The book recounts the parts of her childhood she savored, from her relationship with her wise and poetic grandmother to her explorations of the natural world. Today, she still revels in nature, frequently finding her peace in hiking, whether alone or with friends or family. It also, she says, made her a “mean mom,” who strictly limited everything from TV to social media for her kids.

That said, she acknowledges that her current lifestyle means she could not go back to being a nomad. “I’m a nurse and would freak out and want to scrub everything,” she says. “That world was filled with risk and life was dispensable there. Now I’m a different person. I’m loving my children, my husband, my community. So life is no longer dispensable.”

The book digs deeply into the parts of the Somali culture that she found dark and destructive.

“The clan system is really bad in Somalia,” she says. “Somalis can extend great kindness but will also kill each other in the name of clan. Even now on Facebook, it can get to be too much where people get so intense and obsessed with who is from what clan.”

She also pushes back against nationalist sentiments. Salh’s husband is Ethiopian, “supposedly our enemy.” She says her willingness to see beyond those boundaries has stirred up trouble in her family since childhood.

Salh also addresses the issues of female genital mutilation, which she describes in detail in the book, explaining the horrors and the long-used justifications. “If I don’t give you those insights into that world, how can you understand,” she says.

Salh, who underwent the excruciating procedure, emphasizes that doesn’t see herself as a victim nor does she blame her grandmother for doing it, given the culture of the country at the time. Had she resisted, Salh says, she would have been abused and ostracized.

“My grandmother was doing me a favor — and I would not have been this confident woman you see now,” she says, though of course, she is glad that her Californian daughters grew up free of the practice, not even knowing such a thing exists. “How beautiful that is when they say, ‘What are you talking about, mom?’”

While she would like to return home, Salh says the violence of the Somalia-based extremist terrorist group Al-Shabab prevents her from returning to her homeland to find closure with her past.

“I feel the loss of my people and my culture and the disenfranchisement of my people,” she says. “I know that it’s very risky to go back especially if I don’t cover myself. The idea that Al-Shabab could get a hold of me and decide my fate leaves a visceral, physical pain in my body. Do I need to spend $20,000 for my safety or go incognito and wear a burqa?”

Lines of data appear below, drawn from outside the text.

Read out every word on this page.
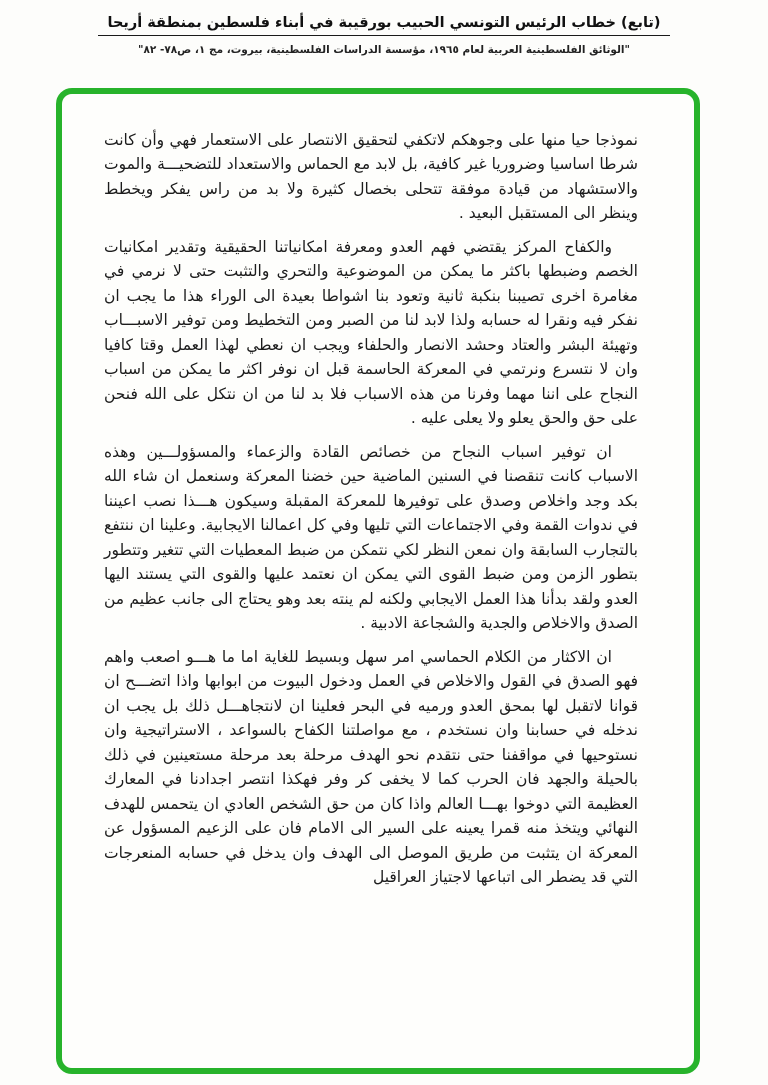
(تابع) خطاب الرئيس التونسي الحبيب بورقيبة في أبناء فلسطين بمنطقة أريحا
"الوثائق الفلسطينية العربية لعام ١٩٦٥، مؤسسة الدراسات الفلسطينية، بيروت، مج ١، ص٧٨- ٨٢"

نموذجا حيا منها على وجوهكم لاتكفي لتحقيق الانتصار على الاستعمار فهي وأن كانت شرطا اساسيا وضروريا غير كافية، بل لابد مع الحماس والاستعداد للتضحيـــة والموت والاستشهاد من قيادة موفقة تتحلى بخصال كثيرة ولا بد من راس يفكر ويخطط وينظر الى المستقبل البعيد .

والكفاح المركز يقتضي فهم العدو ومعرفة امكانياتنا الحقيقية وتقدير امكانيات الخصم وضبطها باكثر ما يمكن من الموضوعية والتحري والتثبت حتى لا نرمي في مغامرة اخرى تصيبنا بنكبة ثانية وتعود بنا اشواطا بعيدة الى الوراء هذا ما يجب ان نفكر فيه ونقرا له حسابه ولذا لابد لنا من الصبر ومن التخطيط ومن توفير الاسبـــاب وتهيئة البشر والعتاد وحشد الانصار والحلفاء ويجب ان نعطي لهذا العمل وقتا كافيا وان لا نتسرع ونرتمي في المعركة الحاسمة قبل ان نوفر اكثر ما يمكن من اسباب النجاح على اننا مهما وفرنا من هذه الاسباب فلا بد لنا من ان نتكل على الله فنحن على حق والحق يعلو ولا يعلى عليه .

ان توفير اسباب النجاح من خصائص القادة والزعماء والمسؤولـــين وهذه الاسباب كانت تنقصنا في السنين الماضية حين خضنا المعركة وسنعمل ان شاء الله بكد وجد واخلاص وصدق على توفيرها للمعركة المقبلة وسيكون هـــذا نصب اعيننا في ندوات القمة وفي الاجتماعات التي تليها وفي كل اعمالنا الايجابية. وعلينا ان ننتفع بالتجارب السابقة وان نمعن النظر لكي نتمكن من ضبط المعطيات التي تتغير وتتطور بتطور الزمن ومن ضبط القوى التي يمكن ان نعتمد عليها والقوى التي يستند اليها العدو ولقد بدأنا هذا العمل الايجابي ولكنه لم ينته بعد وهو يحتاج الى جانب عظيم من الصدق والاخلاص والجدية والشجاعة الادبية .

ان الاكثار من الكلام الحماسي امر سهل وبسيط للغاية اما ما هـــو اصعب واهم فهو الصدق في القول والاخلاص في العمل ودخول البيوت من ابوابها واذا اتضـــح ان قوانا لاتقبل لها بمحق العدو ورميه في البحر فعلينا ان لانتجاهـــل ذلك بل يجب ان ندخله في حسابنا وان نستخدم ، مع مواصلتنا الكفاح بالسواعد ، الاستراتيجية وان نستوحيها في مواقفنا حتى نتقدم نحو الهدف مرحلة بعد مرحلة مستعينين في ذلك بالحيلة والجهد فان الحرب كما لا يخفى كر وفر فهكذا انتصر اجدادنا في المعارك العظيمة التي دوخوا بهـــا العالم واذا كان من حق الشخص العادي ان يتحمس للهدف النهائي ويتخذ منه قمرا يعينه على السير الى الامام فان على الزعيم المسؤول عن المعركة ان يتثبت من طريق الموصل الى الهدف وان يدخل في حسابه المنعرجات التي قد يضطر الى اتباعها لاجتياز العراقيل
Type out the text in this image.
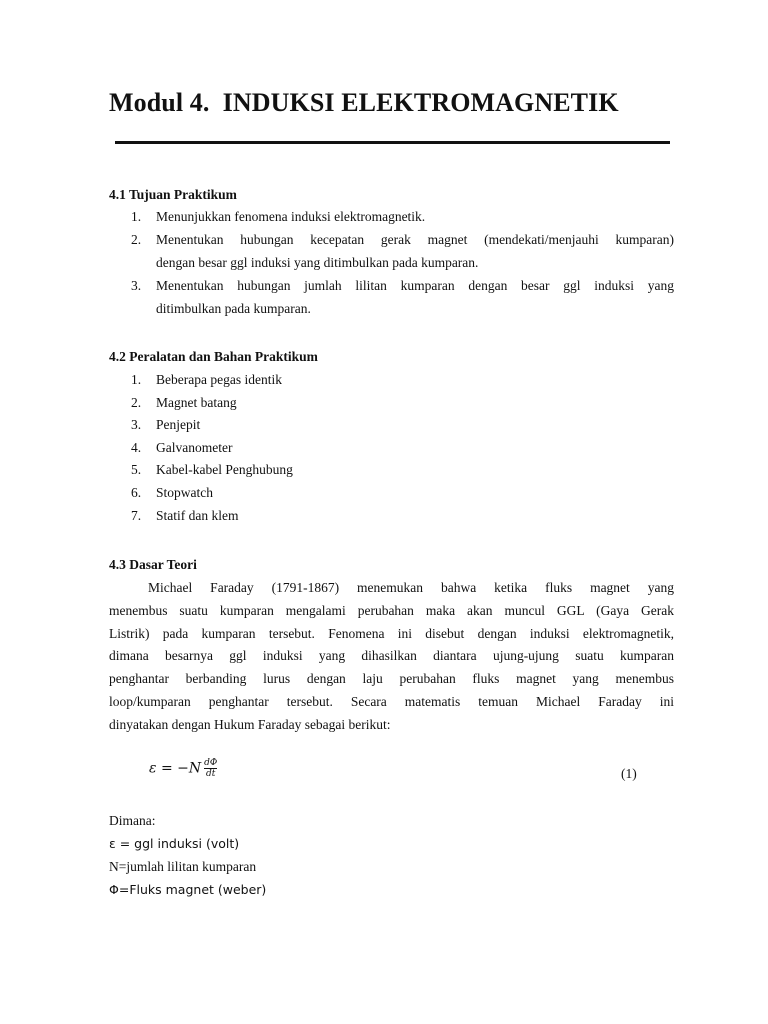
Modul 4.  INDUKSI ELEKTROMAGNETIK
4.1 Tujuan Praktikum
1. Menunjukkan fenomena induksi elektromagnetik.
2. Menentukan hubungan kecepatan gerak magnet (mendekati/menjauhi kumparan)
dengan besar ggl induksi yang ditimbulkan pada kumparan.
3. Menentukan hubungan jumlah lilitan kumparan dengan besar ggl induksi yang
ditimbulkan pada kumparan.
4.2 Peralatan dan Bahan Praktikum
1. Beberapa pegas identik
2. Magnet batang
3. Penjepit
4. Galvanometer
5. Kabel-kabel Penghubung
6. Stopwatch
7. Statif dan klem
4.3 Dasar Teori
Michael Faraday (1791-1867) menemukan bahwa ketika fluks magnet yang
menembus suatu kumparan mengalami perubahan maka akan muncul GGL (Gaya Gerak
Listrik) pada kumparan tersebut. Fenomena ini disebut dengan induksi elektromagnetik,
dimana besarnya ggl induksi yang dihasilkan diantara ujung-ujung suatu kumparan
penghantar berbanding lurus dengan laju perubahan fluks magnet yang menembus
loop/kumparan penghantar tersebut. Secara matematis temuan Michael Faraday ini
dinyatakan dengan Hukum Faraday sebagai berikut:
$\varepsilon = -N \frac{d\Phi}{dt}$	(1)
Dimana:
ε = ggl induksi (volt)
N=jumlah lilitan kumparan
Φ=Fluks magnet (weber)
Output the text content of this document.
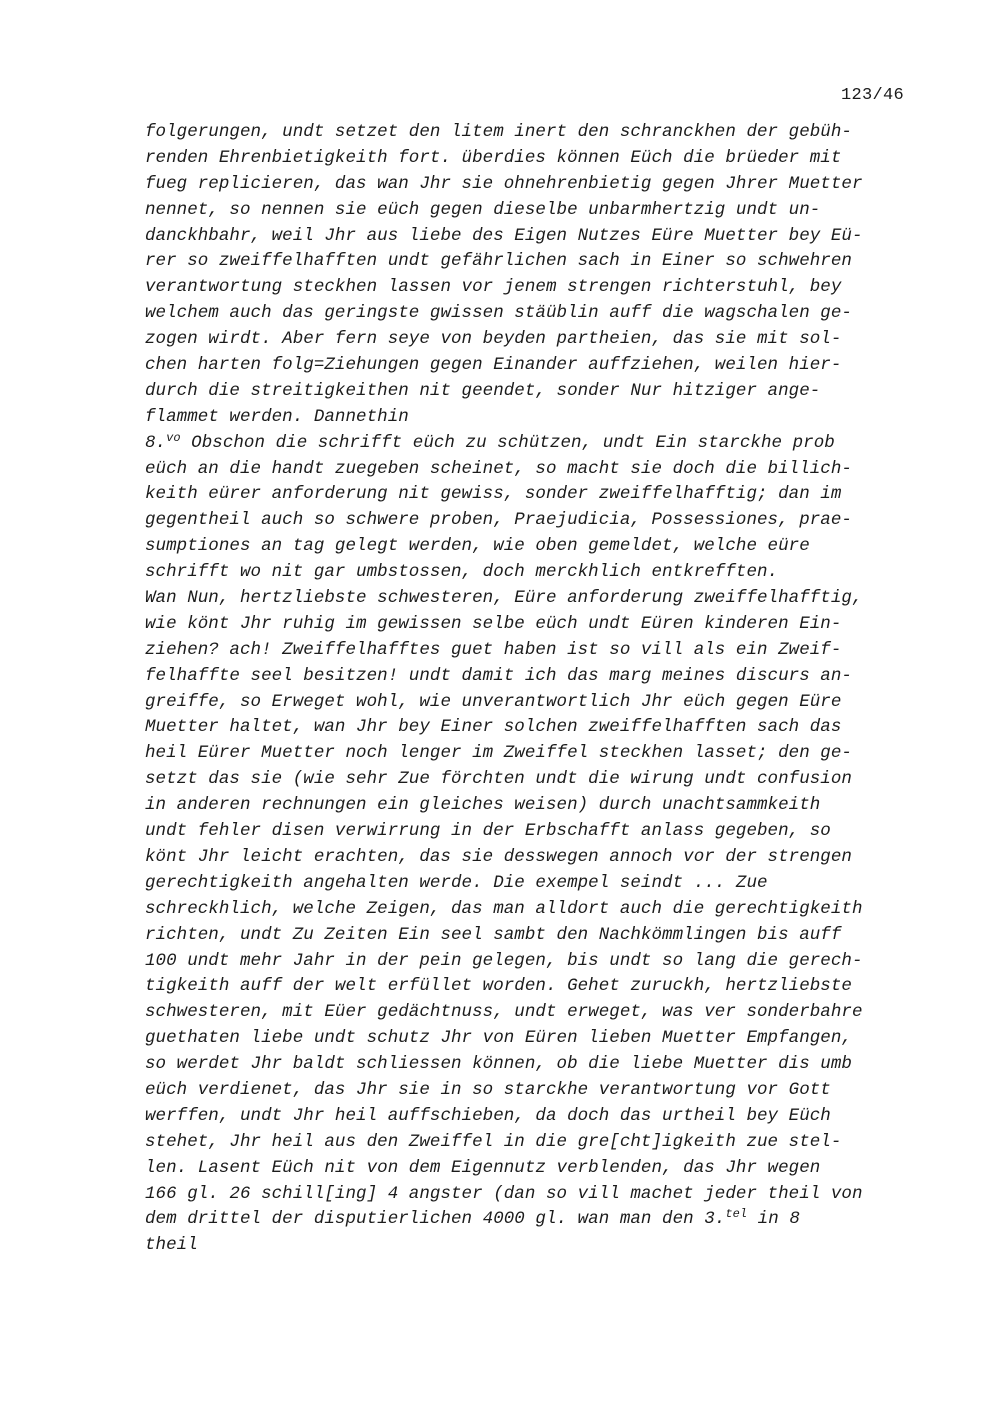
123/46
folgerungen, undt setzet den litem inert den schranckhen der gebüh-
renden Ehrenbietigkeith fort. überdies können Eüch die brüeder mit
fueg replicieren, das wan Jhr sie ohnehrenbietig gegen Jhrer Muetter
nennet, so nennen sie eüch gegen dieselbe unbarmhertzig undt un-
danckhbahr, weil Jhr aus liebe des Eigen Nutzes Eüre Muetter bey Eü-
rer so zweiffelhafften undt gefährlichen sach in Einer so schwehren
verantwortung steckhen lassen vor jenem strengen richterstuhl, bey
welchem auch das geringste gwissen stäüblin auff die wagschalen ge-
zogen wirdt. Aber fern seye von beyden partheien, das sie mit sol-
chen harten folg=Ziehungen gegen Einander auffziehen, weilen hier-
durch die streitigkeithen nit geendet, sonder Nur hitziger ange-
flammet werden. Dannethin
8.$^{vo}$ Obschon die schrifft eüch zu schützen, undt Ein starckhe prob
eüch an die handt zuegeben scheinet, so macht sie doch die billich-
keith eürer anforderung nit gewiss, sonder zweiffelhafftig; dan im
gegentheil auch so schwere proben, Praejudicia, Possessiones, prae-
sumptiones an tag gelegt werden, wie oben gemeldet, welche eüre
schrifft wo nit gar umbstossen, doch merckhlich entkrefften.
Wan Nun, hertzliebste schwesteren, Eüre anforderung zweiffelhafftig,
wie könt Jhr ruhig im gewissen selbe eüch undt Eüren kinderen Ein-
ziehen? ach! Zweiffelhafftes guet haben ist so vill als ein Zweif-
felhaffte seel besitzen! undt damit ich das marg meines discurs an-
greiffe, so Erweget wohl, wie unverantwortlich Jhr eüch gegen Eüre
Muetter haltet, wan Jhr bey Einer solchen zweiffelhafften sach das
heil Eürer Muetter noch lenger im Zweiffel steckhen lasset; den ge-
setzt das sie (wie sehr Zue förchten undt die wirung undt confusion
in anderen rechnungen ein gleiches weisen) durch unachtsammkeith
undt fehler disen verwirrung in der Erbschafft anlass gegeben, so
könt Jhr leicht erachten, das sie desswegen annoch vor der strengen
gerechtigkeith angehalten werde. Die exempel seindt ... Zue
schreckhlich, welche Zeigen, das man alldort auch die gerechtigkeith
richten, undt Zu Zeiten Ein seel sambt den Nachkömmlingen bis auff
100 undt mehr Jahr in der pein gelegen, bis undt so lang die gerech-
tigkeith auff der welt erfüllet worden. Gehet zuruckh, hertzliebste
schwesteren, mit Eüer gedächtnuss, undt erweget, was ver sonderbahre
guethaten liebe undt schutz Jhr von Eüren lieben Muetter Empfangen,
so werdet Jhr baldt schliessen können, ob die liebe Muetter dis umb
eüch verdienet, das Jhr sie in so starckhe verantwortung vor Gott
werffen, undt Jhr heil auffschieben, da doch das urtheil bey Eüch
stehet, Jhr heil aus den Zweiffel in die gre[cht]igkeith zue stel-
len. Lasent Eüch nit von dem Eigennutz verblenden, das Jhr wegen
166 gl. 26 schill[ing] 4 angster (dan so vill machet jeder theil von
dem drittel der disputierlichen 4000 gl. wan man den 3.$^{tel}$ in 8
theil
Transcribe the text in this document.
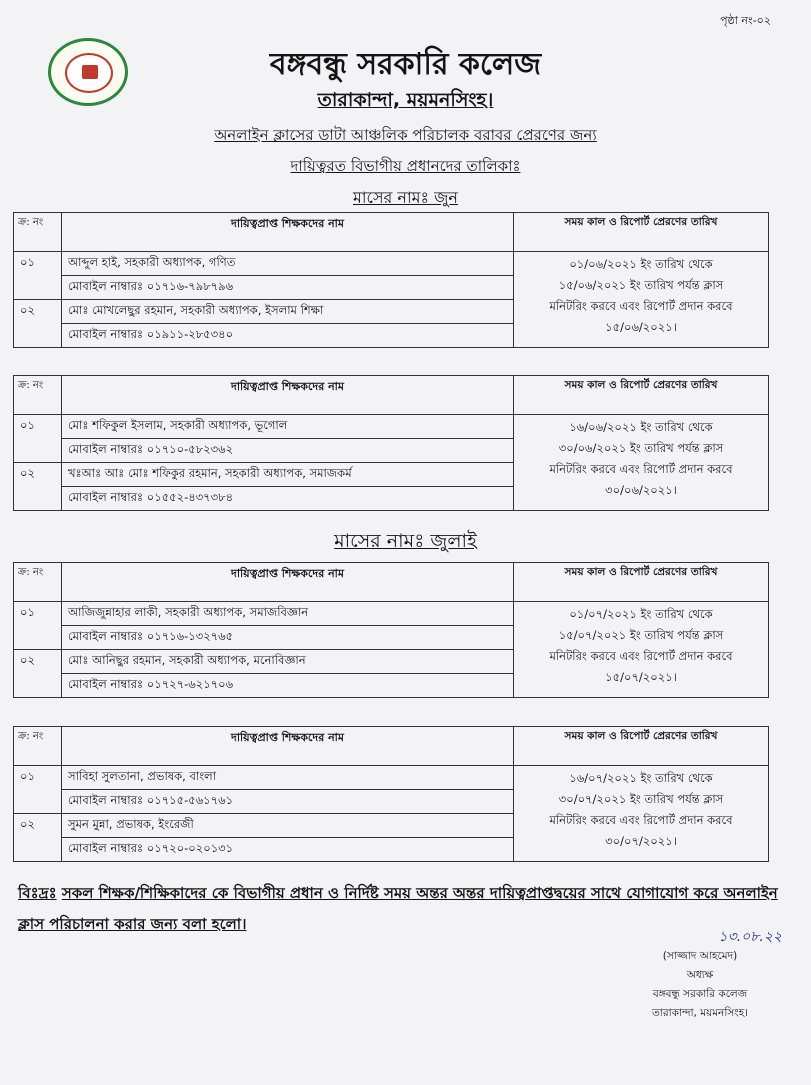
পৃষ্ঠা নং-০২
বঙ্গবন্ধু সরকারি কলেজ
তারাকান্দা, ময়মনসিংহ।
অনলাইন ক্লাসের ডাটা আঞ্চলিক পরিচালক বরাবর প্রেরণের জন্য
দায়িত্বরত বিভাগীয় প্রধানদের তালিকাঃ
মাসের নামঃ জুন
ক্র: নং	দায়িত্বপ্রাপ্ত শিক্ষকদের নাম	সময় কাল ও রিপোর্ট প্রেরণের তারিখ
০১	আব্দুল হাই, সহকারী অধ্যাপক, গণিত	০১/০৬/২০২১ ইং তারিখ থেকে
১৫/০৬/২০২১ ইং তারিখ পর্যন্ত ক্লাস
মনিটরিং করবে এবং রিপোর্ট প্রদান করবে
১৫/০৬/২০২১।

	মোবাইল নাম্বারঃ ০১৭১৬-৭৯৮৭৯৬	
০২	মোঃ মোখলেছুর রহমান, সহকারী অধ্যাপক, ইসলাম শিক্ষা	
	মোবাইল নাম্বারঃ ০১৯১১-২৮৫৩৪০	
ক্র: নং	দায়িত্বপ্রাপ্ত শিক্ষকদের নাম	সময় কাল ও রিপোর্ট প্রেরণের তারিখ
০১	মোঃ শফিকুল ইসলাম, সহকারী অধ্যাপক, ভূগোল	১৬/০৬/২০২১ ইং তারিখ থেকে
৩০/০৬/২০২১ ইং তারিখ পর্যন্ত ক্লাস
মনিটরিং করবে এবং রিপোর্ট প্রদান করবে
৩০/০৬/২০২১।

	মোবাইল নাম্বারঃ ০১৭১০-৫৮২৩৬২	
০২	খঃআঃ আঃ মোঃ শফিকুর রহমান, সহকারী অধ্যাপক, সমাজকর্ম	
	মোবাইল নাম্বারঃ ০১৫৫২-৪৩৭৩৮৪	
ক্র: নং	দায়িত্বপ্রাপ্ত শিক্ষকদের নাম	সময় কাল ও রিপোর্ট প্রেরণের তারিখ
০১	আজিজুন্নাহার লাকী, সহকারী অধ্যাপক, সমাজবিজ্ঞান	০১/০৭/২০২১ ইং তারিখ থেকে
১৫/০৭/২০২১ ইং তারিখ পর্যন্ত ক্লাস
মনিটরিং করবে এবং রিপোর্ট প্রদান করবে
১৫/০৭/২০২১।

	মোবাইল নাম্বারঃ ০১৭১৬-১৩২৭৬৫	
০২	মোঃ আনিছুর রহমান, সহকারী অধ্যাপক, মনোবিজ্ঞান	
	মোবাইল নাম্বারঃ ০১৭২৭-৬২১৭০৬	
ক্র: নং	দায়িত্বপ্রাপ্ত শিক্ষকদের নাম	সময় কাল ও রিপোর্ট প্রেরণের তারিখ
০১	সাবিহা সুলতানা, প্রভাষক, বাংলা	১৬/০৭/২০২১ ইং তারিখ থেকে
৩০/০৭/২০২১ ইং তারিখ পর্যন্ত ক্লাস
মনিটরিং করবে এবং রিপোর্ট প্রদান করবে
৩০/০৭/২০২১।

	মোবাইল নাম্বারঃ ০১৭১৫-৫৬১৭৬১	
০২	সুমন মুন্না, প্রভাষক, ইংরেজী	
	মোবাইল নাম্বারঃ ০১৭২০-০২০১৩১	
মাসের নামঃ জুলাই
বিঃদ্রঃ সকল শিক্ষক/শিক্ষিকাদের কে বিভাগীয় প্রধান ও নির্দিষ্ট সময় অন্তর অন্তর দায়িত্বপ্রাপ্তদ্বয়ের সাথে যোগাযোগ করে অনলাইন ক্লাস পরিচালনা করার জন্য বলা হলো।
১৩.০৮.২২
(সাজ্জাদ আহমেদ)
অধ্যক্ষ
বঙ্গবন্ধু সরকারি কলেজ
তারাকান্দা, ময়মনসিংহ।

Still, despite the real danger, she longs to return. “My yearning to return is so deep that it may overcome my fear.”

Salh has found some measure of peace by confronting her past in a more intimate way, by breaking with Somali tradition and airing her family’s darker secrets in the memoir, especially the abuse she suffered at the hands of a family member.

“Somalis never talk about these things and the book took longer to finish because I deleted that section nine times,” she says, before adding that she also left out other incidents that were equally awful.

Salh is glad that she told her truth. “Writing this memoir was very cathartic,” she says. “I used to have nightmares all the time about all the traumas that happened to my body. Now the nightmares have gone away.”